The language of performance-optimization − not only doing our best, but also achieving the best − may tend to undermine the successful management of technological danger. A probability of severe failure of one in a million per device per year is exceedingly − and very reassuringly − small. When we honestly believe that we have designed and implemented a technology to have vanishingly small probability of catastrophe, we can honestly ignore the need for disaster recovery.
Or can we?
Let's contrast this with an ethos that is consistent with a thorough awareness of the potential for adverse surprise. We now acknowledge that our predictions are uncertain, perhaps highly uncertain on some specific points. We attempt to achieve very demanding outcomes − for instance vanishingly small probabilities of catastrophe − but we recognize that our ability to reliably calculate such small probabilities is compromised by the deficiency of our knowledge and understanding. We robustify ourselves against those deficiencies by choosing a design which would be acceptable over a wide range of deviations from our current best understanding. (This is called "robust-satisficing".) Not only does "vanishingly small probability of failure" still entail the possibility of failure, but our predictions of that probability may err.
Acknowledging the need for disaster recovery capability (DRC) is awkward and uncomfortable for designers and advocates of a technology. We would much rather believe that DRC is not needed, that we have in fact made catastrophe negligible. But let's not conflate good-faith attempts to deal with complex uncertainties, with guaranteed outcomes based on full knowledge. Our best models are in part wrong, so we robustify against the designer's bounded rationality. But robustness cannot guarantee success. The design and implementation of DRC is a necessary part of the design of any critical technology, and is consistent with the strategy of robust satisficing.
One final point: moral hazard and its dilemma. The design of any critical technology entails two distinct and essential elements: failure prevention and disaster recovery. What economists call a `moral hazard' exists since the failure prevention team might rely on the disaster-recovery team, and vice versa. Each team might, at least implicitly, depend on the capabilities of the other team, and thereby relinquish some of its own responsibility. Institutional provisions are needed to manage this conflict.

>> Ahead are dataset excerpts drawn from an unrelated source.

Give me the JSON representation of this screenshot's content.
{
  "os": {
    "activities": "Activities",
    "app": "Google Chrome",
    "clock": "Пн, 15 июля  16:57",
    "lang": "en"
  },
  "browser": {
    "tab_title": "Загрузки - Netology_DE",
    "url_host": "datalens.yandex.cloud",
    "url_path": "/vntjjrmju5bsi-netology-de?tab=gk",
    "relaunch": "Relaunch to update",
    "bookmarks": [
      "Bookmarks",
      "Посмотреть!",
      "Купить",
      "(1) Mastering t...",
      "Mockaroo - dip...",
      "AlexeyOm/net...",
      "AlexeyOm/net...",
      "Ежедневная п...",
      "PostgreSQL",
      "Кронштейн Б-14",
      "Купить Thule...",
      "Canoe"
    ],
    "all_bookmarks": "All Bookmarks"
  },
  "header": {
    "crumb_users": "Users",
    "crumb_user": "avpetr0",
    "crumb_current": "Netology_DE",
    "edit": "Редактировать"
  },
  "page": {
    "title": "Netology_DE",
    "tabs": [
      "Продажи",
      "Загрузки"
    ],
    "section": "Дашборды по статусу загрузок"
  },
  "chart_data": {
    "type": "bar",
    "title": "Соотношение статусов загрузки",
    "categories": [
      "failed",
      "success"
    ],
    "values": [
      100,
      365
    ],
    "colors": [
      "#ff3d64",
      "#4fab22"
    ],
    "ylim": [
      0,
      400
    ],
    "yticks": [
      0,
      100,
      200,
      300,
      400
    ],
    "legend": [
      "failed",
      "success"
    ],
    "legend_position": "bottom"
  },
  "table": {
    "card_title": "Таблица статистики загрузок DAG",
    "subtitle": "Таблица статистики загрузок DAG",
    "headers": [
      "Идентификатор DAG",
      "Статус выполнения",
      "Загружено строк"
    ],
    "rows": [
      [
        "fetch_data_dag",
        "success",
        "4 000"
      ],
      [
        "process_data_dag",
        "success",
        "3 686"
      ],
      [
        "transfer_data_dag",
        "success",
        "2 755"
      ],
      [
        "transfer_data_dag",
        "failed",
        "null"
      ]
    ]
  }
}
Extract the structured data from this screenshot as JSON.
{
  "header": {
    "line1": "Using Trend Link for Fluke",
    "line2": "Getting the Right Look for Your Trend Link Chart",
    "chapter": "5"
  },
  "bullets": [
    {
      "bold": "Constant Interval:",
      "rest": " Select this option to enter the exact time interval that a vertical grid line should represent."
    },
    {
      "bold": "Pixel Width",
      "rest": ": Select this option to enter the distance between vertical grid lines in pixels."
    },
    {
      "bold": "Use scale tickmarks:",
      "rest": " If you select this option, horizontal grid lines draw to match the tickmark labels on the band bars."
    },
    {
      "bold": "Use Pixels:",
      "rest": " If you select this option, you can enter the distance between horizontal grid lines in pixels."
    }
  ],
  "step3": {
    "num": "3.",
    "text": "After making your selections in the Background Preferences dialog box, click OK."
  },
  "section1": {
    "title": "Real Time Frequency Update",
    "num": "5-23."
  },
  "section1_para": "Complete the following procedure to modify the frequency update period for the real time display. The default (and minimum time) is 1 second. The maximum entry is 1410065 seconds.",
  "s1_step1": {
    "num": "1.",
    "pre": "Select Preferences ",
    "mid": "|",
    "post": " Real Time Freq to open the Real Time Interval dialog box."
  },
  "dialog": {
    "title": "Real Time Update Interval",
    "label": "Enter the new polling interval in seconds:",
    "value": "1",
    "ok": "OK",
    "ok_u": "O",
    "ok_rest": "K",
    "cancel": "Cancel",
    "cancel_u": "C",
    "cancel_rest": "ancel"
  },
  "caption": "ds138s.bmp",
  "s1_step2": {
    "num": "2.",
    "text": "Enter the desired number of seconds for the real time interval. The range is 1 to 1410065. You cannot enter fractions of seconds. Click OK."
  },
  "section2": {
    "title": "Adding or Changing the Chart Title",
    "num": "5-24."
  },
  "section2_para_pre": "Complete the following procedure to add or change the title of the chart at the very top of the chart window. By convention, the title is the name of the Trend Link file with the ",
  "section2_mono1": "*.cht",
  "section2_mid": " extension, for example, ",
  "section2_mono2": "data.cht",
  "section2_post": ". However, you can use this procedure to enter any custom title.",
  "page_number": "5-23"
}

The alleviation of this moral hazard entails a dilemma. Considerations of failure prevention and disaster recovery must be combined in the design process. The design teams must be aware of each other, and even collaborate, because a single coherent system must emerge. But we don't want either team to relinquish any responsibility. On the one hand we want the failure prevention team to work as though there is no disaster recovery, and the disaster recovery team should presume that failures will occur. On the other hand, we want these teams to collaborate on the design.
This moral hazard and its dilemma do not obviate the need for both elements of the design. Fukushima has taught us an important lesson by highlighting the special challenge of high-risk critical technologies: design so failure cannot occur, and prepare to respond to the unanticipated.